Digitization State Secretary Florian Tursky (ÖVP) said in a statement to ORF.at that he has had a clear focus on the subject since “the beginning of my office”. About 90 percent of the population has a smartphone, so it is obvious that it also warns of disasters. “The past few weeks in particular have shown how important and necessary it is to provide people with quick and simple information,” Tursky says.
The president of the Civil Defense Union is Tsarsky’s party colleague Andreas Hanger. In an interview with 1-MittagsJournal on Monday, he also did not address the criticism of hesitation. Could the recent accidents have been avoided by giving SMS warning, “You really have to look into this in detail. But I’m also very against the fact that when something like this happens you always immediately look for someone to blame,” Hanger says. “I don’t know the background to why this delay happened, but I have to say it is. It’s just important that it comes now and is implemented as soon as possible.”

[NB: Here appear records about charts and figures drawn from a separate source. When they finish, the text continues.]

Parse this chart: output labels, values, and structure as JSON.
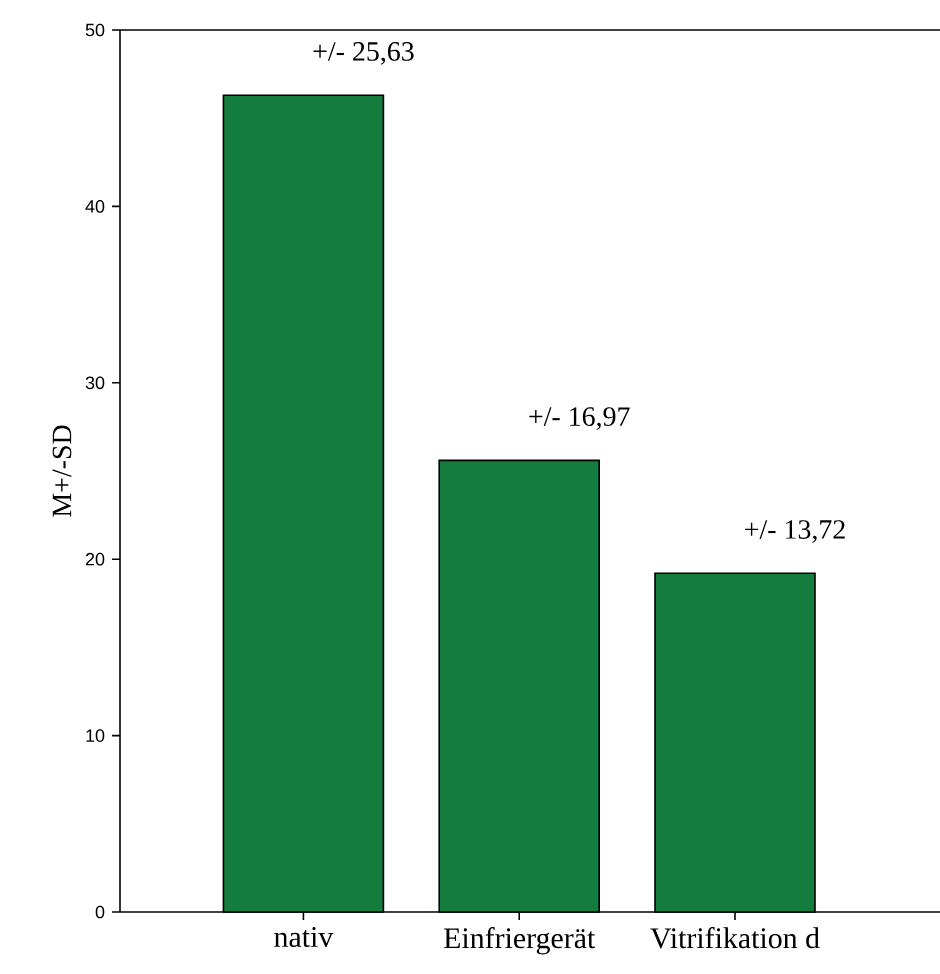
{
  "chart_data": {
    "type": "bar",
    "ylabel": "M+/-SD",
    "categories": [
      "nativ",
      "Einfriergerät",
      "Vitrifikation d"
    ],
    "values": [
      46.3,
      25.6,
      19.2
    ],
    "color": "#147c3c",
    "ylim": [
      0,
      50
    ],
    "yticks": [
      0,
      10,
      20,
      30,
      40,
      50
    ],
    "annotations": [
      {
        "text": "+/- 25,63",
        "x": "nativ",
        "y": 46.3
      },
      {
        "text": "+/- 16,97",
        "x": "Einfriergerät",
        "y": 25.6
      },
      {
        "text": "+/- 13,72",
        "x": "Vitrifikation d",
        "y": 19.2
      }
    ]
  }
}
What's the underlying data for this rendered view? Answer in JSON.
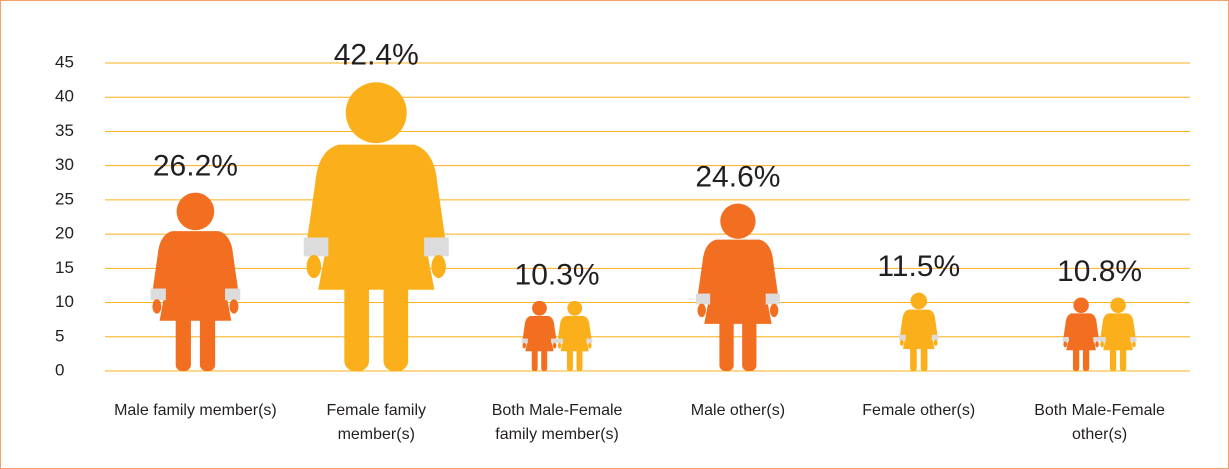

Already in use successfully for a long time
In any case, cell transmission technology is anything but new; It has been used for years in the United States, the Netherlands, Canada, and Japan. It is also in use in Bangladesh and “a lot has changed there in recent years”, as climate researcher Salimul Haque of the International Center for Climate Change and Development (ICCAD) told Editorial Network Germany (RND) last year . The debate about new warning systems was in full swing after devastating floods in the German Ahr Valley in 2021.
Haque did not want to understand how a country like Germany had not yet got the cell broadcast system up and running. There too, implementation started off slow. Last month, the German Federal Office for Civil Protection and Disaster Assistance (BBK) announced that they were working on it in full swing. A first test was now planned for December. No date has yet been set in Austria.
ZAMG stressed that the warning system in Austria works well overall. You can see this from the siren warnings regularly tested in Austria. Interaction works with the State Crisis and Disaster Management (SKKM). On the other hand, in Germany, severe floods in the Ahr valley made it clear that over time many of the sirens were removed or were not working. Since then, these have been painstakingly renovated.